Scanner with network destination. Document scanners (Brother ADS-2700W, Fujitsu ScanSnap, ePson WorkForce) can scan-to-SMB or scan-to-email. Point them at the consume folder share or an email address Paperless polls.

Tags, correspondents, and document types

These are Paperless's three classification dimensions:

Tag — a multi-valued label (taxes, healthcare, warranty, important).
Correspondent — the issuer / sender of the document (the city, the bank, the landlord).
Document type — a single-valued classification (Invoice, Receipt, Statement, Letter, Contract).

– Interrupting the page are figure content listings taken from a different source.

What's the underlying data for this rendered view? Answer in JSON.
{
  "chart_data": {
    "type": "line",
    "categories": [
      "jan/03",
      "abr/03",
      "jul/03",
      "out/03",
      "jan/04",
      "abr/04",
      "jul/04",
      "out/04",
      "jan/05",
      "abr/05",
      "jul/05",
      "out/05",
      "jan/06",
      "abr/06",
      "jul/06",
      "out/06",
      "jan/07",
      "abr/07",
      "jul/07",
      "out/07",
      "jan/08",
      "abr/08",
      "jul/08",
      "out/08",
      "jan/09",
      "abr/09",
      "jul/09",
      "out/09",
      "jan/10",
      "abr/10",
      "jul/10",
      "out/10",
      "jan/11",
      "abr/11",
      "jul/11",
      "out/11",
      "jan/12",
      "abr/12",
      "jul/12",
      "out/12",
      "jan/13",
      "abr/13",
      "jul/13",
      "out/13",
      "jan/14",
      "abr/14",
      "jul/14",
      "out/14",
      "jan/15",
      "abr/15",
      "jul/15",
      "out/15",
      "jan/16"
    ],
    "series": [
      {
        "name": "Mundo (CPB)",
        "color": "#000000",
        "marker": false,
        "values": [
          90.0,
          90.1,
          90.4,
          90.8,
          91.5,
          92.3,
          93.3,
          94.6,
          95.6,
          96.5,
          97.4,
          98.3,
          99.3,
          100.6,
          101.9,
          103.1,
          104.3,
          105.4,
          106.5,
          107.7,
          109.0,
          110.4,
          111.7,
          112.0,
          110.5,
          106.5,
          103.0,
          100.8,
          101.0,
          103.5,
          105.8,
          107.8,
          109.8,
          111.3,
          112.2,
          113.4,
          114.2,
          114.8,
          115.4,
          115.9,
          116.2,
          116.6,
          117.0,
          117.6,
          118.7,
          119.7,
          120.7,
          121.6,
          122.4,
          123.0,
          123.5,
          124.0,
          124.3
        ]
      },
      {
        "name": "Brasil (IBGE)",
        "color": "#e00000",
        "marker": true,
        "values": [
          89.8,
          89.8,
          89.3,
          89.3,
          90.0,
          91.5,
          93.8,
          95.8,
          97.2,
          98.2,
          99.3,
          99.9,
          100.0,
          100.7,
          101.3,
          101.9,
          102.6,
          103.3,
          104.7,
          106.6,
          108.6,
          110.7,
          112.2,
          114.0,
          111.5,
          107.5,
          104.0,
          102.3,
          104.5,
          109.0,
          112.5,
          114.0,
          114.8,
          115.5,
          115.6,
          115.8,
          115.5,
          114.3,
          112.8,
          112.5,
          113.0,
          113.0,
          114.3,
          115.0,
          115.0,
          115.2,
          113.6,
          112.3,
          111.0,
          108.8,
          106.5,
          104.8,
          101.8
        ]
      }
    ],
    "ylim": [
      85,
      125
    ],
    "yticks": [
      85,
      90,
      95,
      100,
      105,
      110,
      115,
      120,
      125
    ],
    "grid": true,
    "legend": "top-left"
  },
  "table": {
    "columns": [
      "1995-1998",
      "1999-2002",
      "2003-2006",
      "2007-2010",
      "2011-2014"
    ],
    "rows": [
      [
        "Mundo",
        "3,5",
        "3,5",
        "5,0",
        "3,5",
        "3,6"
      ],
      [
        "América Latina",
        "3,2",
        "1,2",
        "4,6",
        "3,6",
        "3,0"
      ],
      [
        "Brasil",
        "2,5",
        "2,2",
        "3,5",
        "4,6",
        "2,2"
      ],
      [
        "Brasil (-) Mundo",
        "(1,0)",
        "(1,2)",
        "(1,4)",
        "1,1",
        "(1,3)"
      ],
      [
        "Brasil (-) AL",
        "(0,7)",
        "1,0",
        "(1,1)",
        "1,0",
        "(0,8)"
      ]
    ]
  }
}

For each, you can set matching rules: a Tag with "match any of: invoice, facture" auto-applies to every document whose OCR'd text contains those words. After a few hundred documents, Paperless's optional ML classifier (off by default) can learn from your manual classifications and start suggesting auto-tags.

Email ingest

Settings → Mail → Add IMAP account. Paperless polls the inbox, downloads attachments matching the rule (size limits, sender filters, subject patterns), ingests them, and optionally marks the source email as read or moves it to a different folder. Useful for "Bills" folders that auto-route into the archive.

Backups

Three things to capture:

data/ — index, configuration
media/ — the original document files (the actual data, in their original format)
The Postgres database — metadata, tags, correspondents

For exportable, restorable backups, Paperless ships a one-command "document exporter":

docker compose exec webserver \
    document_exporter ../export --no-progress-bar --compare-checksums

This dumps the entire archive plus its JSON metadata into ./export/ in a format Paperless can re-import later (document_importer). Combined with a restic job (see restic + S3) on that directory, you get versioned, offsite, encrypted backups of the whole archive.

Storage growth

OCR adds a separate searchable PDF/A version of each document next to the original. Rule of thumb: 1.2–1.5× storage of the originals. For a household archive of multiple years, plan on a few GB; for a small business, tens of GB is normal.

What it isn't

Paperless-ngx is an archive, not a collaboration tool. No real-time co-editing, no versioned edits, no shared workspaces (beyond per-document permissions in 2.x). For "team workflows on living documents," use Outline, Bookstack, or NextCloud. For "save the PDF the bank sent and find it again in three years," Paperless is exactly the right tool.